In practice, enthalpy (dH°) and free energy (dG°) values for each of the 10 possible Watson-Crick

DNA pairwise interactions are used to calculate pairwise entropy (dS°) values via the following

standard equation:

dG° = dH° - TdS°

Note: T is temperature in °K.

Interaction dH° kcal/mol dS° cal/mol per °K dG° kcal/mol

AA/TT -9.1 -24.0 -1.9

AT/TA -8.6 -23.9 -1.5

TA/AT -6.0 -16.9 -1.0

CA/GT -5.8 -12.9 -2.0

GT/CA -6.5 -17.3 -1.3

CT/GA -7.8 -20.8 -1.6

GA/CT -5.6 -13.5 -1.6

CG/GC -11.9 -27.8 -3.6

GC/CG -11.1 -26.7 -3.1

GG/CC -11.0 -26.6 -3.1

XX/XX -6.0 -16.9 -1.0

I agree with Alfonso.

Small comment here. At times acceptable range of dG values depend upon application in which primers will be used. This is especially critical for real-time PCR. The reason is that when dG is lower than certain critical value (it may or may not depend on the type of annealing: self, between primers, at 3 or 5'end) primer/primer pairs may not work efficiently or at all.

From what I have been reading the type of self annealing you are observing as well as the dG value should NOT create any problem.

Usually acceptable values for primer sequences DG are:

when you examine your primer sequences for hairpins: -2 kcal/mol (3' end)

-3 kcal/mol (internal)

when you examine your primer sequences for self/cross dimers: -5 kcal/mol (3' end)

-6 kcal/mol (internal)

I am also agree with alfanso

Avoid C and G to 5', 3' end.

GC content

@Massimiliano- Why should I avoid G or C at the 3' end?
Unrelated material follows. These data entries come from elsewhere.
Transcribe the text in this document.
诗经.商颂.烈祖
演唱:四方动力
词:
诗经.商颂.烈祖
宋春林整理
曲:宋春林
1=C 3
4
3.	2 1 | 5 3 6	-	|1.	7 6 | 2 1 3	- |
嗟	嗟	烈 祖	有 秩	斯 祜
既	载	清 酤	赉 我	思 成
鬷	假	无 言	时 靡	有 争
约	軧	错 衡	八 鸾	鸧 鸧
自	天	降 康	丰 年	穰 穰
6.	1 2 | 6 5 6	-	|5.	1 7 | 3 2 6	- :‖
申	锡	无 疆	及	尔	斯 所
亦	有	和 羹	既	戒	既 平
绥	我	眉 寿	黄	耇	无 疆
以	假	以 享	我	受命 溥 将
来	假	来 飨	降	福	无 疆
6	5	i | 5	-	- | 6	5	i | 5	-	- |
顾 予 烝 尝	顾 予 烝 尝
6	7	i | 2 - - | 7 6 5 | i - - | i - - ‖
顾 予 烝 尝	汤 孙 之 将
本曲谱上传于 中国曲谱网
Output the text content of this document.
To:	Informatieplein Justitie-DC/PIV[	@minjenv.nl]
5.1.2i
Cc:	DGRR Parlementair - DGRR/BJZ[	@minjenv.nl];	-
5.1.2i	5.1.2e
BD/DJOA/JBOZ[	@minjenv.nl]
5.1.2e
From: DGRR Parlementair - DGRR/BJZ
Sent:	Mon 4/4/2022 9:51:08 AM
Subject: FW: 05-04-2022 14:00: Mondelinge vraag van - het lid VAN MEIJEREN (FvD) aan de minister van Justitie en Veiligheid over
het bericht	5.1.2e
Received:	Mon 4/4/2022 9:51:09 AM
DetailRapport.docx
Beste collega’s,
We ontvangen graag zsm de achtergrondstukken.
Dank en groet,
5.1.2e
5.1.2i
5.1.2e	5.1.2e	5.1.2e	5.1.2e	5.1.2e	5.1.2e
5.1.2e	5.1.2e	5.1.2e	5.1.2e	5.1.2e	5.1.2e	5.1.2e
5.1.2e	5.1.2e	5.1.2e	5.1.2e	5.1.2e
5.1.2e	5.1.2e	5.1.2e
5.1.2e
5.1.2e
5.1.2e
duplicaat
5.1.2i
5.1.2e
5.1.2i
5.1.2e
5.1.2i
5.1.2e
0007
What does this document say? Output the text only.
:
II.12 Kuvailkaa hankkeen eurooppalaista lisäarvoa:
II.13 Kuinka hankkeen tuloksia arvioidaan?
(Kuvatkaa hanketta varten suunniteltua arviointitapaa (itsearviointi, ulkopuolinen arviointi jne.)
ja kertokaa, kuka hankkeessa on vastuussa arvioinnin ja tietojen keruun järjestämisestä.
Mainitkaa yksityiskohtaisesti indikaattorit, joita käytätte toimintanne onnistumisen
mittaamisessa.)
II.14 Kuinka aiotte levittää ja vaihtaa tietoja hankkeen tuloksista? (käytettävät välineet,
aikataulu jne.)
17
Doesn't that help my primer to bind more strongly to the template.

That's correct but you should not have more than three G or C in the last five bases of the 3' end of your primer.

dg value is the energy requireb to free DNA from its secondary structure to get linear or uncoiled ready for transcription and translation.

dg value of the Gc should always be lower than AT content in reverse priming and higher for forward priming

or from 3'-5' priming / 5'-3' priming.

Tm < tp .

Send me the sequence.

G and C increases primer dimers formation.

Theodore - it's correct if sequence will let you.

5'-CATCGCACGTCGTCTTTC-3'

: ||| :

3'-GCCGCGCATCTTTTTCATAA-5'

dG: -3.54 kcal/mol

5'-CATCGCACGTCGTCTTTC-3'

:: ||| :

3'-GCCGCGCATCTTTTTCATAA-5'

dG: -1.74 kcal/mol

5'-CATCGCACGTCGTCTTTC-3'

: |||

3'-GCCGCGCATCTTTTTCATAA-5'

dG: -1.74 kcal/mol

These are my primer dimers. But I don't think these have significant dG values (As per all the posts above). Anyways these primers work fine for me in PCR. Asked this doubt so that I can learn more about primer designing.

Thank you Massimiliano :)

G and C don't increase primer dimer formation, they increase stability of primer dimers structure because of formation three bound...

I agree with Nancy , dG value hes become fewer than ..... because of tdG value unit is Kcal/mol but we use primers in pmol concentration in PCR reaction

using DMSO as PCR additive decrease Primer dimer formation

Dear Colleagues,

For the less specialised in thermodynamic, but PCR user as I am, finally, the known data that it is said that for primers , you don't have to use more than a certain pourcentage of C and G , compared to A and T, correspond to all these calculations, isn't it ?

Best regards

Didier J

There are some general guidelines.

Your primers are perfect until they work.

Check always the sequence to be amplified.

Tehere--> Stability is a consequence.